Moleculen die endosi-RNA’s worden genoemd helpen te voorkomen dat het in ons lijf een genetische chaos wordt, ontdekten onderzoekers van het Britse Brabaham-instituut. Die zorgen ervoor dat de transposonen, genetische parasieten waar ons DNA vooral uit bestaat, koest worden gehouden. Actieve transposonen, ook wel springende genen genoemd, zouden de ‘normale’ genen kunnen beschadigen die de mens wel van nut zijn.
Springende genen zijn afkomstig van virussen en vormen nu een groot deel van ons DNA, rond de helft. Veel van die ‘parasitaire’ genen zijn beschadigd, maar een aantal daarvan kan nog steeds actief worden. Actieve transposonen kunnen het genoom beschadigen met soms genetische ziektes of kanker als gevolg.
Genen kunnen in bedwang gehouden worden door methylering. Dat is bij de springende genen niet anders. Bij elke generatie van nieuw leven wordt dat methyleringspatroon (tijdelijk) gewist en wordt de boel opnieuw ingesteld, de zogeheten epigenetische herprogrammering (pdf-bestand). Dat betekent dat tijdens de aanmaak van geslachtscellen er een korte periode is waarin de springende genen niet in bedwang worden gehouden, waarin ze naar hartelust ‘dood en verderf’ kunnen zaaien.
De ontdekking van de onderzoekers toont aan dat de transposonen inderdaad actief worden als de methylering wordt opgeheven, maar de eerdergenoemde endosi-RNA-moleculen leggen ze weer het zwijgen op.

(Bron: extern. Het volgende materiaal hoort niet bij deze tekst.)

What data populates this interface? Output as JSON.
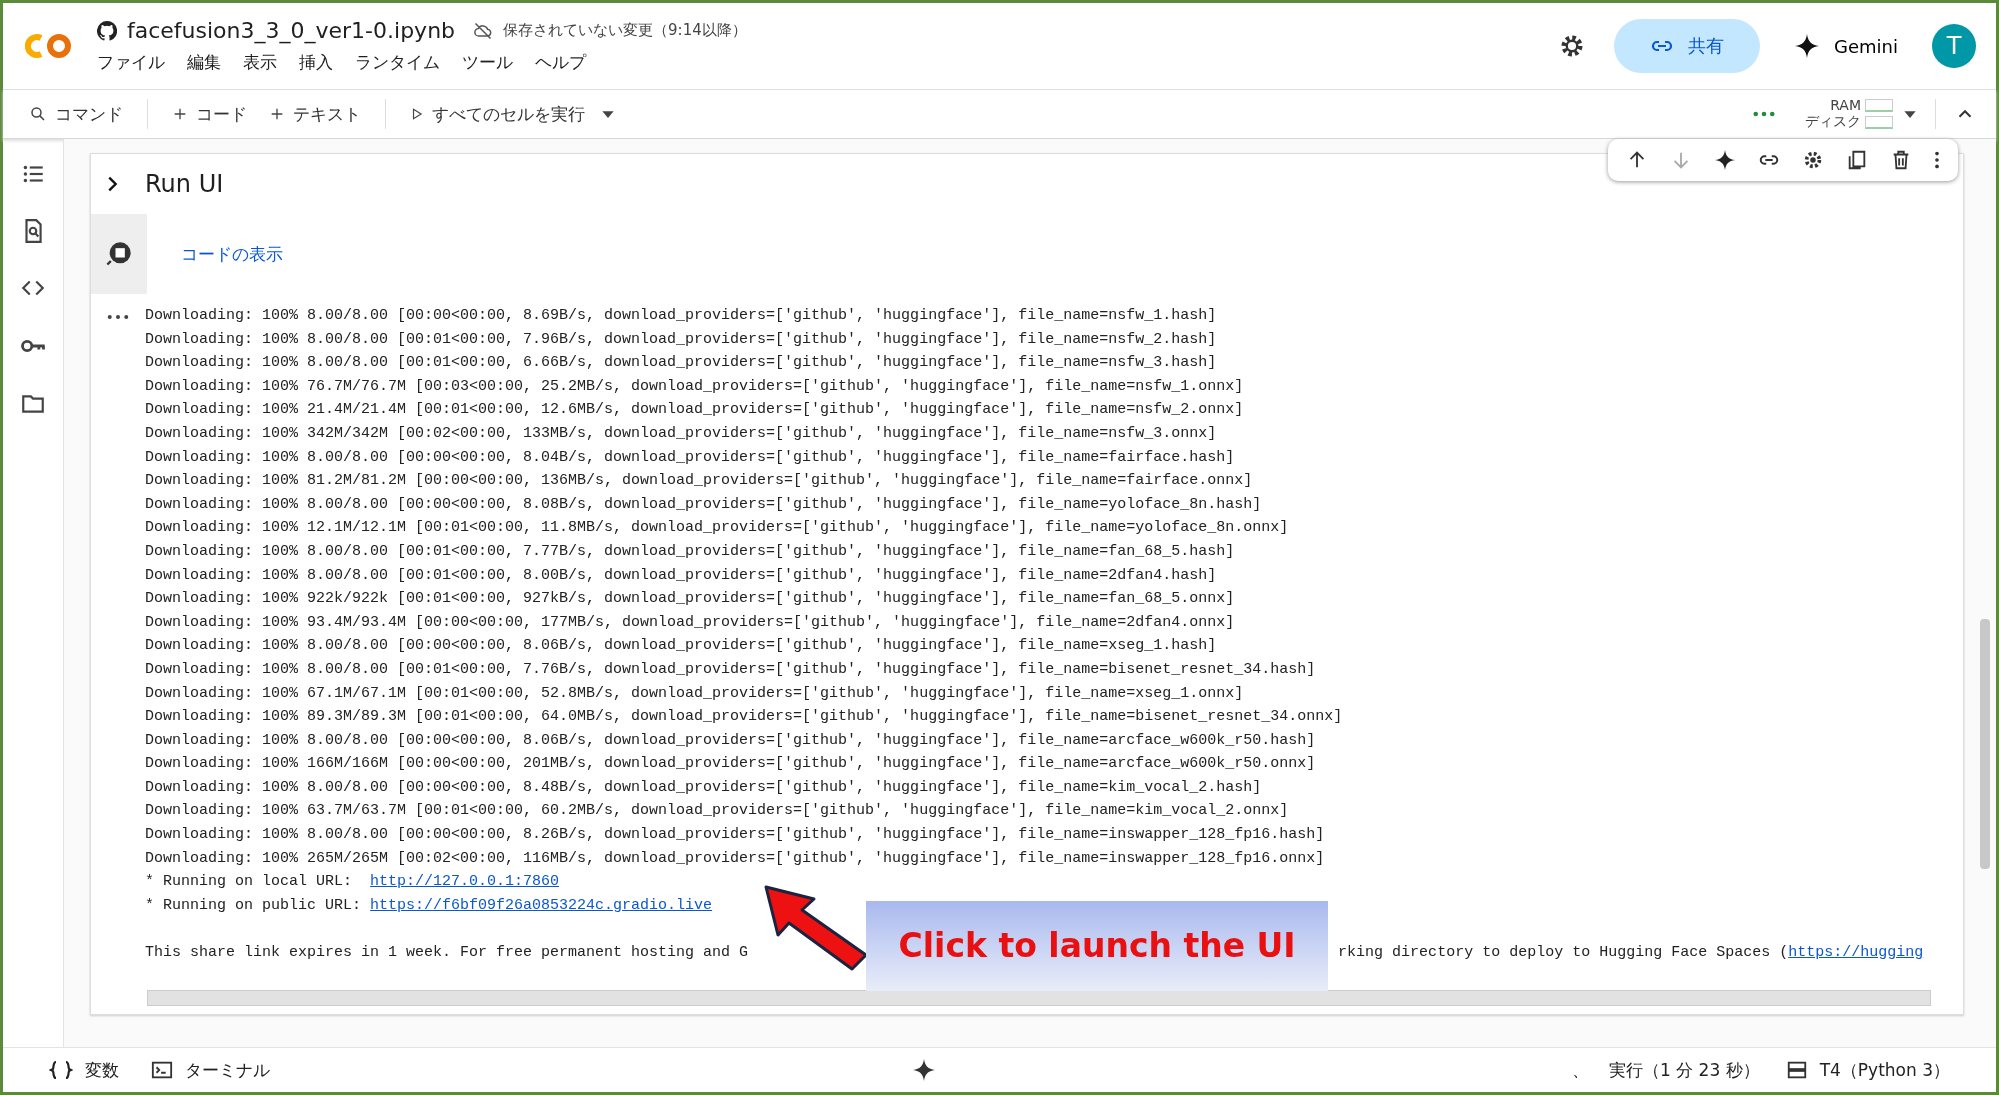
{
  "header": {
    "notebook_title": "facefusion3_3_0_ver1-0.ipynb",
    "save_status": "保存されていない変更（9:14以降）",
    "menu": [
      "ファイル",
      "編集",
      "表示",
      "挿入",
      "ランタイム",
      "ツール",
      "ヘルプ"
    ],
    "share_button": "共有",
    "gemini_button": "Gemini",
    "avatar_initial": "T"
  },
  "toolbar": {
    "command": "コマンド",
    "add_code": "コード",
    "add_text": "テキスト",
    "run_all": "すべてのセルを実行",
    "ram_label": "RAM",
    "disk_label": "ディスク"
  },
  "cell": {
    "title": "Run UI",
    "show_code_link": "コードの表示",
    "output_lines": [
      "Downloading: 100% 8.00/8.00 [00:00<00:00, 8.69B/s, download_providers=['github', 'huggingface'], file_name=nsfw_1.hash]",
      "Downloading: 100% 8.00/8.00 [00:01<00:00, 7.96B/s, download_providers=['github', 'huggingface'], file_name=nsfw_2.hash]",
      "Downloading: 100% 8.00/8.00 [00:01<00:00, 6.66B/s, download_providers=['github', 'huggingface'], file_name=nsfw_3.hash]",
      "Downloading: 100% 76.7M/76.7M [00:03<00:00, 25.2MB/s, download_providers=['github', 'huggingface'], file_name=nsfw_1.onnx]",
      "Downloading: 100% 21.4M/21.4M [00:01<00:00, 12.6MB/s, download_providers=['github', 'huggingface'], file_name=nsfw_2.onnx]",
      "Downloading: 100% 342M/342M [00:02<00:00, 133MB/s, download_providers=['github', 'huggingface'], file_name=nsfw_3.onnx]",
      "Downloading: 100% 8.00/8.00 [00:00<00:00, 8.04B/s, download_providers=['github', 'huggingface'], file_name=fairface.hash]",
      "Downloading: 100% 81.2M/81.2M [00:00<00:00, 136MB/s, download_providers=['github', 'huggingface'], file_name=fairface.onnx]",
      "Downloading: 100% 8.00/8.00 [00:00<00:00, 8.08B/s, download_providers=['github', 'huggingface'], file_name=yoloface_8n.hash]",
      "Downloading: 100% 12.1M/12.1M [00:01<00:00, 11.8MB/s, download_providers=['github', 'huggingface'], file_name=yoloface_8n.onnx]",
      "Downloading: 100% 8.00/8.00 [00:01<00:00, 7.77B/s, download_providers=['github', 'huggingface'], file_name=fan_68_5.hash]",
      "Downloading: 100% 8.00/8.00 [00:01<00:00, 8.00B/s, download_providers=['github', 'huggingface'], file_name=2dfan4.hash]",
      "Downloading: 100% 922k/922k [00:01<00:00, 927kB/s, download_providers=['github', 'huggingface'], file_name=fan_68_5.onnx]",
      "Downloading: 100% 93.4M/93.4M [00:00<00:00, 177MB/s, download_providers=['github', 'huggingface'], file_name=2dfan4.onnx]",
      "Downloading: 100% 8.00/8.00 [00:00<00:00, 8.06B/s, download_providers=['github', 'huggingface'], file_name=xseg_1.hash]",
      "Downloading: 100% 8.00/8.00 [00:01<00:00, 7.76B/s, download_providers=['github', 'huggingface'], file_name=bisenet_resnet_34.hash]",
      "Downloading: 100% 67.1M/67.1M [00:01<00:00, 52.8MB/s, download_providers=['github', 'huggingface'], file_name=xseg_1.onnx]",
      "Downloading: 100% 89.3M/89.3M [00:01<00:00, 64.0MB/s, download_providers=['github', 'huggingface'], file_name=bisenet_resnet_34.onnx]",
      "Downloading: 100% 8.00/8.00 [00:00<00:00, 8.06B/s, download_providers=['github', 'huggingface'], file_name=arcface_w600k_r50.hash]",
      "Downloading: 100% 166M/166M [00:00<00:00, 201MB/s, download_providers=['github', 'huggingface'], file_name=arcface_w600k_r50.onnx]",
      "Downloading: 100% 8.00/8.00 [00:00<00:00, 8.48B/s, download_providers=['github', 'huggingface'], file_name=kim_vocal_2.hash]",
      "Downloading: 100% 63.7M/63.7M [00:01<00:00, 60.2MB/s, download_providers=['github', 'huggingface'], file_name=kim_vocal_2.onnx]",
      "Downloading: 100% 8.00/8.00 [00:00<00:00, 8.26B/s, download_providers=['github', 'huggingface'], file_name=inswapper_128_fp16.hash]",
      "Downloading: 100% 265M/265M [00:02<00:00, 116MB/s, download_providers=['github', 'huggingface'], file_name=inswapper_128_fp16.onnx]"
    ],
    "urls": [
      {
        "label": "* Running on local URL:  ",
        "url": "http://127.0.0.1:7860"
      },
      {
        "label": "* Running on public URL: ",
        "url": "https://f6bf09f26a0853224c.gradio.live"
      }
    ],
    "share_note": {
      "text_before": "This share link expires in 1 week. For free permanent hosting and G",
      "text_after": "rking directory to deploy to Hugging Face Spaces (",
      "link": "https://hugging"
    }
  },
  "callout": {
    "text": "Click to launch the UI"
  },
  "status_bar": {
    "variables": "変数",
    "terminal": "ターミナル",
    "separator": "、",
    "execution": "実行（1 分 23 秒）",
    "runtime": "T4（Python 3）"
  }
}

Net als normale genen produceren springende genen boodschappers in de vorm van RNA-moleculen, die veel overeenkomsten hebben met DNA. Uit het onderzoek kwam naar voren dat cellen die transposonboodschappers kunnen herkennen en die gebruiken om die endogene, kleine interferentie-RNA’s (Engelse afko: endosi) aan te maken. Die zorgen er voor dat het eiwit Argonnaut2 (Ago2) die transposonboodschappen oppikt en vernietigt nog voor er schade kan ontstaan.
Schoonmaak
“Epigenetische herprogrammering is de grote schoonmaak van genoom aan het begin van een ontwikkeling, maar die maakt de genen kwetsbaar”, zegt onderzoekster Rebecca Berrens. “Moleculair biologen zijn lang bezig geweest met het bestuderen van de wapenwedloop tussen genen en transposonen. Dit is het eerste bewijs dat endosi-RNA’s de transposonactiviteit dempen tijdende de DNA-demethylering. Dat is de eerste verdedigingslinie tegen transposonen tijdens de epigenetische herprogrammering.”
Wat actieve transposonen aanrichten is verschillend. Meestal hebben ze geen effect, alleen af en toe is er een actief springend gen dat een belangrijk normaal gen verandert. Toch kunnen transposonen bijna alle genen aantasten.
Ze bevinden zich binnen de normale genen, maar worden andersom afgelezen dan het omringende normale gen. Daardoor kunnen cellen ook transposonboodschappen herkennen. Die zijn complemantair aan de RNA-boodschappen van hetzelfde stuk normale gen. Dat betekent dat ze daarmee dubbelstrengig RNA kunnen vormen. Dat zet de cel aan tot de aanmaak van endosi-RNA’s. Je vraagt je natuurlijk wel af waarom (-door) de evolutie er niet voor gezorgd heeft dat we voor altijd van die lastpakken worden verlost.
Het onderzoek werd voor een belangrijk deel verricht aan embryonale stamcellen die gentisch zo waren veranderd dat het DNA niet/weinig was gemethyleerd. Natuurlijke epigenetische herprogrammering vindt, zoals gezegd, plaats bij de aanmaak van geslachtscellen, maar die primordiale kiemcellen zijn lastig te bestuderen. De onderzoekers gebruikten wel primordiale kiemcellen om de belangrijkste onderzoeksresultaten bij de stamcellen te verifiëren.